Viktor Hurr: Neuer Wohnort in Kasachstan.

Tafel 15 - Verbannung auf „ewige Zeiten“ – Sonderkommandantur

Rund 350.000 Deutschen, vor allem in der Ukraine, blieb das Schicksal der Deportation zunächst erspart, weil die deutschen Truppen so schnell vorgestoßen waren, dass den sowjetischen Behörden keine Zeit zur Deportation geblieben war.

Diese Menschen zogen dann 1943/44 mit der zurückweichenden deutschen Front in langen Trecks westwärts. Sie wurden im Wartheland bei Posen (Poznań) und Litzmannstadt (Łódź) angesiedelt und erhielten im Wege der Einzeleinbürgerung die deutsche Staatsangehörigkeit.

Nach Kriegsende wurden sie von sowjetischen „Repatriierungskommandos“, die überall nach Russlanddeutschen fahndeten, erfasst und in die Sowjetunion verschleppt, wo sie „wegen Verrats der sozialistischen Heimat“ zu lebenslanger Verbannung und Zwangsarbeit verurteilt wurden.
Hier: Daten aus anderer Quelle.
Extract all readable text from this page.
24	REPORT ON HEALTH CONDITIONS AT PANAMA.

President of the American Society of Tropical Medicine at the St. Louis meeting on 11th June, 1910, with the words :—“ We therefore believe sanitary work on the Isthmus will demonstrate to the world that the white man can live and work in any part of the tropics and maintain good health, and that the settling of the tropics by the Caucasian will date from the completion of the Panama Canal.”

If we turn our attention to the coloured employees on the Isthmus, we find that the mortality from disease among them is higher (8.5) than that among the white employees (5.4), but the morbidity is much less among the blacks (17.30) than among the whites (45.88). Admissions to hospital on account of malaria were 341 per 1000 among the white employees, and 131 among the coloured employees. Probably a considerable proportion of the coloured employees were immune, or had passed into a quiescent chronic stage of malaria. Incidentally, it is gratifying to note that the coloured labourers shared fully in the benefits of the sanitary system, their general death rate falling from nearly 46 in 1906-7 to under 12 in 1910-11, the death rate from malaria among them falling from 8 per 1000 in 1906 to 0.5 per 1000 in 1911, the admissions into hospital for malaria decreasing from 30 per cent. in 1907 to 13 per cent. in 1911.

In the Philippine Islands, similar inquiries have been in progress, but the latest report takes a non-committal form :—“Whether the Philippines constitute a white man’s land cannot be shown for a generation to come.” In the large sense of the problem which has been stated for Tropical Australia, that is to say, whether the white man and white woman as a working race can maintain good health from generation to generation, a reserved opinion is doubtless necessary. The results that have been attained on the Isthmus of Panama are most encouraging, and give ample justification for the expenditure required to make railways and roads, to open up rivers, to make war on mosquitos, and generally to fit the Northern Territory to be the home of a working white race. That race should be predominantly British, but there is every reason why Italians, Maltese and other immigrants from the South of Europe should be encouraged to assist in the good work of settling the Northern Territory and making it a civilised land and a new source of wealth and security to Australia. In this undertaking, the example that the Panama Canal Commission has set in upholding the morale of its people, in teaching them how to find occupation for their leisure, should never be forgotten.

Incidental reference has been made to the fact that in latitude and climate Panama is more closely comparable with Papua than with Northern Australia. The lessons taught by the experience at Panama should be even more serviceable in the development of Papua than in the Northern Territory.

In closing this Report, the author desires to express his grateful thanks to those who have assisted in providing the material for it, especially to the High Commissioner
Insgesamt wurden in den Jahren 1941 bis 1945 1,1 Millionen Deutsche aus dem europäischen Teil der Sowjetunion in Gebiete östlich des Urals deportiert. Selbst die schon in Sibirien und im asiatischen Teil der UdSSR lebenden Deutschen wurden in Zwangsarbeitslager verschleppt und unter „Sonderkommandantur“ gestellt.

Trotz Kriegsende im Mai 1945 änderte sich das Schicksal dieser Geschundenen nicht.

Im Gegenteil: Mit dem Dekret des Obersten Sowjets vom 26. November 1948 wurden die Deportierten auf „ewige Zeiten“ den Deportierungsorten zugewiesen. Sie wurden unter Sonderkommandanturaufsicht gestellt; bei unerlaubtem Verlassen dieser Orte drohte ihnen Zwangsarbeit bis zu 20 Jahren. Personen, die ihnen bei der Flucht halfen, wurden zu fünf Jahren Freiheitsentzug verurteilt. So fristeten die Russlanddeutschen auch nach dem Krieg ein Leben als Arbeitssklaven, als Ausgestoßene, die nicht einmal eines Personalausweises würdig waren, sondern lediglich einen „Deportierungsschein“ bekamen, der sie gegenüber jedermann als „Faschisten“ abwertete. Deutsch konnte ausschließlich in der Familie gesprochen werden, die Kinder durften nur russische Kindergärten und Schulen besuchen; eine Weiterbildung war völlig ausgeschlossen.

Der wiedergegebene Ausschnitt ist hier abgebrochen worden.